Roland’s Sunday Smart Trends #163
May 20th, 2007

Mobile E-mail for Free

A new wireless service, which is scheduled for launch in France by the end of this month, will offer access to e-mail for free. The wireless service, called Freedom Mail, will make it possible for subscribers to view and respond to e-mail message on a cell phone or other mobile device regardless of whether or not it’s a smart phone. Behind the service is SetNet, a Silicon Valley-based company founded in 1993 by Nick Fodor that is the largest provider of wireless e-mail. The company currently offers its technology to service providers, who partner with cell-phone carriers. But now SetNet is taking its technology and creating its own free mail service, supported by advertisements in outgoing e-mail.
Source: Brittany Sauser, Technology Review, May 14, 2007

Ever wonder what doctors talk about among themselves?

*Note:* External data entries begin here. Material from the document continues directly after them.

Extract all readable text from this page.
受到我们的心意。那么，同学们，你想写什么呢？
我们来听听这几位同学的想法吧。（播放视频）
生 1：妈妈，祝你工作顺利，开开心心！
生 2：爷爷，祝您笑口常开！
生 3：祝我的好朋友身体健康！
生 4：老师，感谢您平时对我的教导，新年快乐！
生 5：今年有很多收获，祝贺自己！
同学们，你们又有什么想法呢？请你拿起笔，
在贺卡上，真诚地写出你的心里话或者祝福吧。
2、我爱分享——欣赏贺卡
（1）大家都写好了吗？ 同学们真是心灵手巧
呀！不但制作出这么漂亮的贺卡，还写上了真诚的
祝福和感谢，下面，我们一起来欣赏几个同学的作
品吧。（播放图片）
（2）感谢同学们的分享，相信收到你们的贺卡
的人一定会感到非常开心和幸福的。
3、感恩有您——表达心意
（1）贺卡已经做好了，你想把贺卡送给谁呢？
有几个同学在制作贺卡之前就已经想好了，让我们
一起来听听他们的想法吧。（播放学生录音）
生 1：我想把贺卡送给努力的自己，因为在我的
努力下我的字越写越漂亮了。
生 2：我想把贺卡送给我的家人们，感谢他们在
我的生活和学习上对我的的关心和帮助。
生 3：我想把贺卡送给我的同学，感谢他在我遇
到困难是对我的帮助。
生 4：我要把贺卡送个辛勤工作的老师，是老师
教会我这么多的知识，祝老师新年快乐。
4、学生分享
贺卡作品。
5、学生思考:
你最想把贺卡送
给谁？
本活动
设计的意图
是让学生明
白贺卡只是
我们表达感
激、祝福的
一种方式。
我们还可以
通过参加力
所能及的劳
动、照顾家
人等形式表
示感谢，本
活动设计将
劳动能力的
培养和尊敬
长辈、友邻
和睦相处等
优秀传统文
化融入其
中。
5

You no longer need to be a fly on the wall of a doctors’ lounge to find out. These days, you just need an Internet connection: Doctors increasingly are telling all — though sometimes behind a veil of anonymity and altered facts — in the blogosphere. About 1% of all blogs deal with health, according to a 2006 study by the Pew Internet & American Life Project. Many are by consumers writing about their own health issues, but “the numbers of health care providers who are blogging is steadily growing,” says Fard Johnmar, founder of Envision Solutions, a New York health care marketing firm.
Source: Kim Painter, USA TODAY, May 13, 2007

National ID: Biometrics Pinned to Social Security Cards

The Social Security card faces its first major upgrade in 70 years under two immigration-reform proposals slated for debate this week that would add biometric information to the card and finally complete its slow metamorphosis into a national ID. The leading immigration proposal with traction in Congress would force employers to accept only a very limited range of approved documents as proof of work eligibility, including a driver’s license that meets new federal Real ID standards, a high-tech temporary work visa or a U.S. passport with an RFID chip. A fourth option is the notional tamper-proof biometric Social Security card, which would replace the text-only design that’s been issued to Americans almost without change for more than 70 years.
Source: Ryan Singel, Wired News, May 15, 2007

On the Web, an advanced carbon calculator for personal use

A new Internet tool to help individuals and communities curb their role in adding global-warming carbon emissions will be announced Tuesday at a conference in New York of mayors from around the world, said a person who built the Web technology. Many environmental groups offer simple carbon calculators on the Web, which allow people to figure the carbon dioxide production from daily routines like driving a car or lighting a house. “But this is serious software, serious quantitative methods and social networking technology brought to the green world,” said Ron Dembo, the chief executive of Zerofootprint, a nonprofit group that provides information and services to combat global warming.
Source: Steve Lohr, The New York Times, May 14, 2007

Full body scans take off at Amsterdam airport

Amsterdam’s Schiphol airport began using new body-scanning machines at security checkpoints on Tuesday, becoming the first major airport to use the technology to find metals and explosives hidden under clothing. The “security scan” system, which uses harmless radio waves to display head-to-toe images of people, is also being used by other airports on a trial basis, but Schiphol is the only one to deploy the technology for regular use at its checkpoints.
Source: Reuters, May 15, 2007

Iris scanning lands at Gatwick

Iris recognition-based biometric technology has been rolled out at Gatwick Airport’s South Terminal. The Iris Recognition Immigration System (Iris) lets registered passengers enter the UK without queuing to see an immigration officer at passport control. Air travellers enrolled on the scheme can walk up to an automated barrier, look into a camera and, if the system recognises them, enter the UK.
Source: Gemma Simpson, silicon.com, May 17, 2007

A Key Change for Mobile Phones

[David Levy, an inventor and former ergonomic designer at Apple,] Levy thinks that people are so fed up with triple typing that they’re finally ready for a new keypad design, one that places each letter in alphabetical order, without adding a space-consuming QWERTY keyboard like those on RIM’s BlackBerry pager or Palm’s Treo cell phones. Levy’s idea, which he patented in 1993, is simply to place raised letter keys in the corners between the numeric keys. By a happy coincidence, an 18-button numeric keypad (counting navigation keys, special characters, and buttons for starting and ending calls) has 28 available corners; Levy’s design uses all of them except the bottom left and bottom right.